# Scooters



## FrancescaBombshell (Aug 22, 2011)

I am hoping some one will be able to help me with this issue. In Feb. I will be taking my children to Disney. The problem i'm having is finding a scooter rental place that rents scooters for people over 500lbs.


----------



## Fallenangel2904 (Aug 22, 2011)

I may not be that much help here but I know there are several ladies here who have gone to Disney and used Scooters. Hopefully someone can be of help to you! I believe Heather has been to Disney before and used a scooter- I'm not too sure but I remember reading/hearing a story about that before, I would shoot her a PM she may be able to give you some help.

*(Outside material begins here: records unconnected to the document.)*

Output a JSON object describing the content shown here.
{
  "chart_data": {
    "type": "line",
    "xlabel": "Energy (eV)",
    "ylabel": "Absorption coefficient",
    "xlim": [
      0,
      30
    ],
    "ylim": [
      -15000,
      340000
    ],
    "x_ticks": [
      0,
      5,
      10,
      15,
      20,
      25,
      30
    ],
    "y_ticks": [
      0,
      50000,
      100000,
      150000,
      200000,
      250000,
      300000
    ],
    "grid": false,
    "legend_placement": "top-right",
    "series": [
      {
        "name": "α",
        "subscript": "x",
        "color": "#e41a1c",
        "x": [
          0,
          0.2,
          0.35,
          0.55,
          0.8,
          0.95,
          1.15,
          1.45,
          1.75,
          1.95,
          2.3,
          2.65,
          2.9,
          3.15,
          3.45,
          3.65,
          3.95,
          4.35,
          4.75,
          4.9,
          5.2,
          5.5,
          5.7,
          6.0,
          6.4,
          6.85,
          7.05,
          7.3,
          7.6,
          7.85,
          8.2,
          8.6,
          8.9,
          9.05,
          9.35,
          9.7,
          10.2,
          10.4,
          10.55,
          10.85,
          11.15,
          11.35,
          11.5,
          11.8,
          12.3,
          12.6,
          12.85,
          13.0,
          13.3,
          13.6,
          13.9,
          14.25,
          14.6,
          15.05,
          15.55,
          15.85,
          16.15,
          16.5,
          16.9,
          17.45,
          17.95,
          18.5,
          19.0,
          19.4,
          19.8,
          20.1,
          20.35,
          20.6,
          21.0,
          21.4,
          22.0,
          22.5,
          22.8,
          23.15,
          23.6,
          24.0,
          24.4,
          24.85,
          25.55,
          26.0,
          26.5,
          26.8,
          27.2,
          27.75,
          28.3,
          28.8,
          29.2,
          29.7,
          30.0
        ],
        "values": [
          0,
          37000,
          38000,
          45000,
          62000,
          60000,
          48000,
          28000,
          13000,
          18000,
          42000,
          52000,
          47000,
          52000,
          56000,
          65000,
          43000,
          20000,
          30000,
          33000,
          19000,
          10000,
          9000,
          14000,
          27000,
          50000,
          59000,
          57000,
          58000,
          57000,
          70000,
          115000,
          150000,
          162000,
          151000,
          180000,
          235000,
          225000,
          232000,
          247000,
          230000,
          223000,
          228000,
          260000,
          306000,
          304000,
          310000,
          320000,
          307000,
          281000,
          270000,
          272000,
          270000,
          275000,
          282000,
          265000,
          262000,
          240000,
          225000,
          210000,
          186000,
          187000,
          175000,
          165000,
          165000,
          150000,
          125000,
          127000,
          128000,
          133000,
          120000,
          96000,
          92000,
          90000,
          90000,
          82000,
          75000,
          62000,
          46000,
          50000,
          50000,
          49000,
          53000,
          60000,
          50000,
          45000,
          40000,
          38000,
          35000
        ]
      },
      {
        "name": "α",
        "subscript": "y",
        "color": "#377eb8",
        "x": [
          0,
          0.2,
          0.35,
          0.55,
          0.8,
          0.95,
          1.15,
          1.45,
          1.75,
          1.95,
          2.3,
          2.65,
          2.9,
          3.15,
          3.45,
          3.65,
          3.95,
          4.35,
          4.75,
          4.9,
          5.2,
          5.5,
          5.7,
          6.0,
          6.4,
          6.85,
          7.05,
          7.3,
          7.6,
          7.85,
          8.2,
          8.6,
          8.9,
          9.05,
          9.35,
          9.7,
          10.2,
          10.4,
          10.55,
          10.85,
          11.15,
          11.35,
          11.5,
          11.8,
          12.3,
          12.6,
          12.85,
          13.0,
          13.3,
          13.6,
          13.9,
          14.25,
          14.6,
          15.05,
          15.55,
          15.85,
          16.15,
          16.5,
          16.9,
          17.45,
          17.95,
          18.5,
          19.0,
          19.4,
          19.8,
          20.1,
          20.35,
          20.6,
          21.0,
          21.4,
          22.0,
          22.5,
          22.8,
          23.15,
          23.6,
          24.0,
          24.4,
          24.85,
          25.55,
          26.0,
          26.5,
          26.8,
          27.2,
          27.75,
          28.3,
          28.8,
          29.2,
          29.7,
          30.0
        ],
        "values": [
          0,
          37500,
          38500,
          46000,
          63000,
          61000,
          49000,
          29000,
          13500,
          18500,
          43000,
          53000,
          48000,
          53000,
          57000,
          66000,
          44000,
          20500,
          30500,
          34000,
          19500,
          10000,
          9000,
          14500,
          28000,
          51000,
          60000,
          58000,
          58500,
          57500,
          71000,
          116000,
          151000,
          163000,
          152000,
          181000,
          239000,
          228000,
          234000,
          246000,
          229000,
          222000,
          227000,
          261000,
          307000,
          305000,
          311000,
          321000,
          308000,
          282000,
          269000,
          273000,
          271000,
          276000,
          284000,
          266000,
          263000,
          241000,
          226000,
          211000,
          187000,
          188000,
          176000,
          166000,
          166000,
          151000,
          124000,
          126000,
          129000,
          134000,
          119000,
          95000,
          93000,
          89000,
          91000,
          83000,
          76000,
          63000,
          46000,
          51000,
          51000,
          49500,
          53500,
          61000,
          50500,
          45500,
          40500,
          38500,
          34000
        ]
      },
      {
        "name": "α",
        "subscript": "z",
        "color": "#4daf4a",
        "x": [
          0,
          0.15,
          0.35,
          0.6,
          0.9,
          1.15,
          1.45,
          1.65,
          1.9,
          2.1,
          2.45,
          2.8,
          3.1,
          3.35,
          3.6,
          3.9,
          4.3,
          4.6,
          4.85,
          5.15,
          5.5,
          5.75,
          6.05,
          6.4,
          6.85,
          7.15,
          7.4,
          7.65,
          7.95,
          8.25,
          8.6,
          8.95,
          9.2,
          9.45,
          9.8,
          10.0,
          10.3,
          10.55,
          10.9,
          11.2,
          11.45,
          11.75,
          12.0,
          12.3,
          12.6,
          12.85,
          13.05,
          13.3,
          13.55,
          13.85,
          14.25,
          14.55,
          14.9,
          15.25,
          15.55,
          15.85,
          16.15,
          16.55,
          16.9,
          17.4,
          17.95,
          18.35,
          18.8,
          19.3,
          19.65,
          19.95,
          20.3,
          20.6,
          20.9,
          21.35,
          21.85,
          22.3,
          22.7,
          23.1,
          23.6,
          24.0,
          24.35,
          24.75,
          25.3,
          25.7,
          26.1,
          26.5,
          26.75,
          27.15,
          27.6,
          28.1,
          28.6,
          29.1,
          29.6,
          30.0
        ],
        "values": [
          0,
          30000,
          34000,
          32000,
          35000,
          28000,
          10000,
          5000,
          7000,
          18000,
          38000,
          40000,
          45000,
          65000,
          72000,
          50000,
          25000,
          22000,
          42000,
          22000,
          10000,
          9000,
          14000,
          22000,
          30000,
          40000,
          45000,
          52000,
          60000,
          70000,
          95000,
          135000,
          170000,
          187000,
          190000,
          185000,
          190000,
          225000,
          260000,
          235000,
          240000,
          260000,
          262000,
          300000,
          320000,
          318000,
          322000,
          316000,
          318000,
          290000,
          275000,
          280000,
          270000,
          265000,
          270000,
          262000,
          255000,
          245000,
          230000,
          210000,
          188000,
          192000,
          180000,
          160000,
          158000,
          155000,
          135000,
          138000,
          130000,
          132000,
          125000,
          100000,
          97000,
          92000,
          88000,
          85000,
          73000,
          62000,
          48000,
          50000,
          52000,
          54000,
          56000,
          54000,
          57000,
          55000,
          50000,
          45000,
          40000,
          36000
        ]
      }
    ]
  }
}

Or someone with more knowledge then me hopefully will come along here lol. 

From what I hear they are very fat friendly down there though. Good luck and have a blast at Disney!!


----------



## ThatFatGirl (Aug 22, 2011)

I was going to suggest sending a PM to Heather too!  Also, check out some threads from the Dimensions 2009 bash. There are at least a couple threads that might have some helpful info to you, one on scooters and one on accessibility at the airport and theme parks in Orlando.

Good luck and enjoy!


----------



## Tania (Aug 22, 2011)

Allears.net has an entire section dedicated to accessibility, including a whole subsection dedicated to size issues! They cover the scooter issue.


----------



## FrancescaBombshell (Aug 22, 2011)

Thank you all so much! I knew this would be the place that i would find help!:wubu::wubu::wubu::smitten::bow:


----------